In a nutshell, the science of business analytics is closely tied to that of a data scientist. Business analytics is the profession of collecting, understanding, sorting, processing and presenting a company’s data in a useful, constructive way. You’ll make use of some classic statistics and statistical modelling combined with some modern computing and data analytics methods to essentially understand, translate and present business datasets that can be of value. Business analytics forms part of the bigger goal of Business Intelligence and focuses on the data aspect.
To be a successful business analyst you should have a strong working knowledge and skills in the fields of data analysis, quantitative data analysis and sophisticated mathematical modelling. You can study business analytics online and add it to your existing skillset, or start a career in it as a primary focus.
An Example of Where Business Analytics is Used
Consider the booming business of on demand video streaming. Every time a subscriber to a video service streams a television show or movie, data about it can be collected. You might collect data like what time of day they watched it, what they watched before or after it, or whether they finished the title or not. You could use that data to tweak the types of things the platform recommends to the user based on their watching history.
If a user often watches reality TV shows about baking on Saturday afternoons, it would make sense to recommend a reality show to do with cooking or baking if the user logs in on a Saturday afternoon. This is business analytics on a very small scale, but apply that to millions of users and all the data you can collect on them and you have an idea of how useful it might be to be able to understand it and use it to improve your platform. Companies like Netflix do this and Netflix reported that up to 80% of consumed content now comes from recommendations based on the user and other users who match the profile’s watch history.
Turn Your Skills to Market Research
Market research is a very old and practiced profession with a rich history. Business analysts are becoming an integral part of it in the modern world and digital business analytics can inform much of the market research that leads to shifting focuses and more refined practices by businesses. In the realm of market research, your primary role will be to understand with the help of data what products are in demand and what the most effective ways of promoting them are, to which demographic promotions and advertising spend is the most effective and, at the core of it, who is willing to buy the product and at what price. Market research is a fascinating field that makes use of big data more and more.
The Emerging World of Big Data
Every day, companies around the world collect more and more data.
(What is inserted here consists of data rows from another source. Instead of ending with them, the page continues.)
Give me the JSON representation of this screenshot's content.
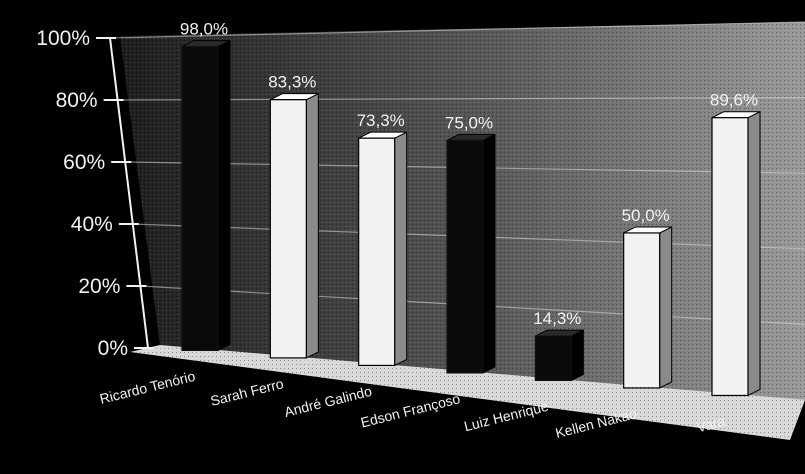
{
  "chart_data": {
    "type": "bar",
    "categories": [
      "Ricardo Tenório",
      "Sarah Ferro",
      "André Galindo",
      "Edson Françoso",
      "Luiz Henrique",
      "Kellen Nakao",
      "Vara"
    ],
    "values": [
      98.0,
      83.3,
      73.3,
      75.0,
      14.3,
      50.0,
      89.6
    ],
    "value_labels": [
      "98,0%",
      "83,3%",
      "73,3%",
      "75,0%",
      "14,3%",
      "50,0%",
      "89,6%"
    ],
    "y_ticks": [
      "0%",
      "20%",
      "40%",
      "60%",
      "80%",
      "100%"
    ],
    "ylim": [
      0,
      100
    ],
    "grid": true,
    "bar_colors": [
      "#0a0a0a",
      "#f2f2f2",
      "#f2f2f2",
      "#0a0a0a",
      "#0a0a0a",
      "#f2f2f2",
      "#f2f2f2"
    ],
    "background": "#000000",
    "text_color": "#f2f2f2"
  }
}
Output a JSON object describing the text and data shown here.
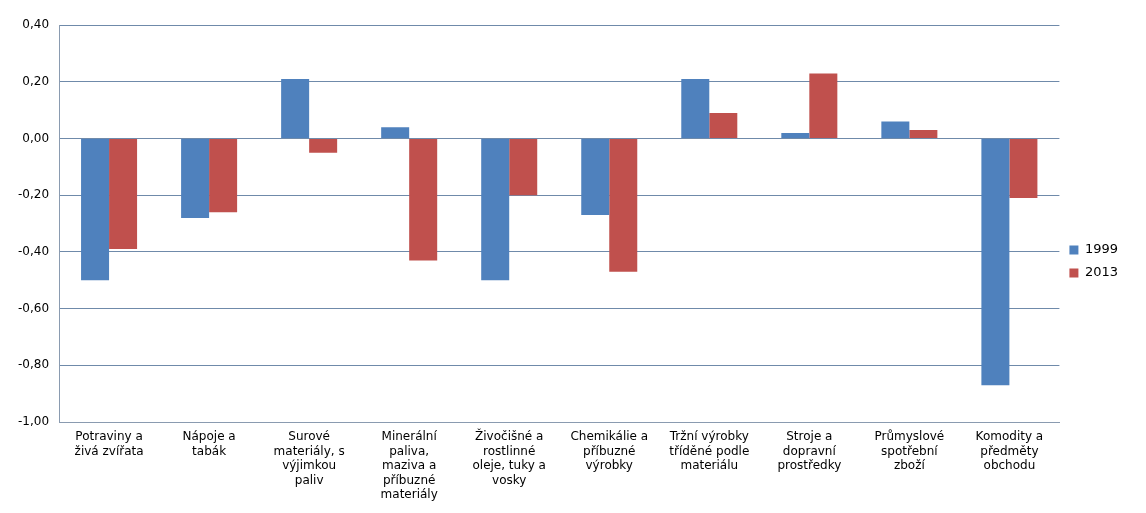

Google collects every search query it receives and how each user interacts with the results page, Amazon collects product data, what sells alongside what, and many other such examples. Project management and business analytics, even in smaller businesses, are relying on this data more and more. If a baker constantly sells out of a type of bread, he’s likely to make more. If he also realises that a certain cheese stops selling when the bread is sold out, he can quickly analyse the correlation. Doing this on a scale where many hundreds of thousands of examples of this becomes much trickier, and that’s the realm of the business analyst.
Business analytics is an incredibly interesting and varied career and the proliferation of the effects of your work in business analytics is going to get more and more important as the world evolves to better understand what it’s capable of and what it can do for even smaller businesses.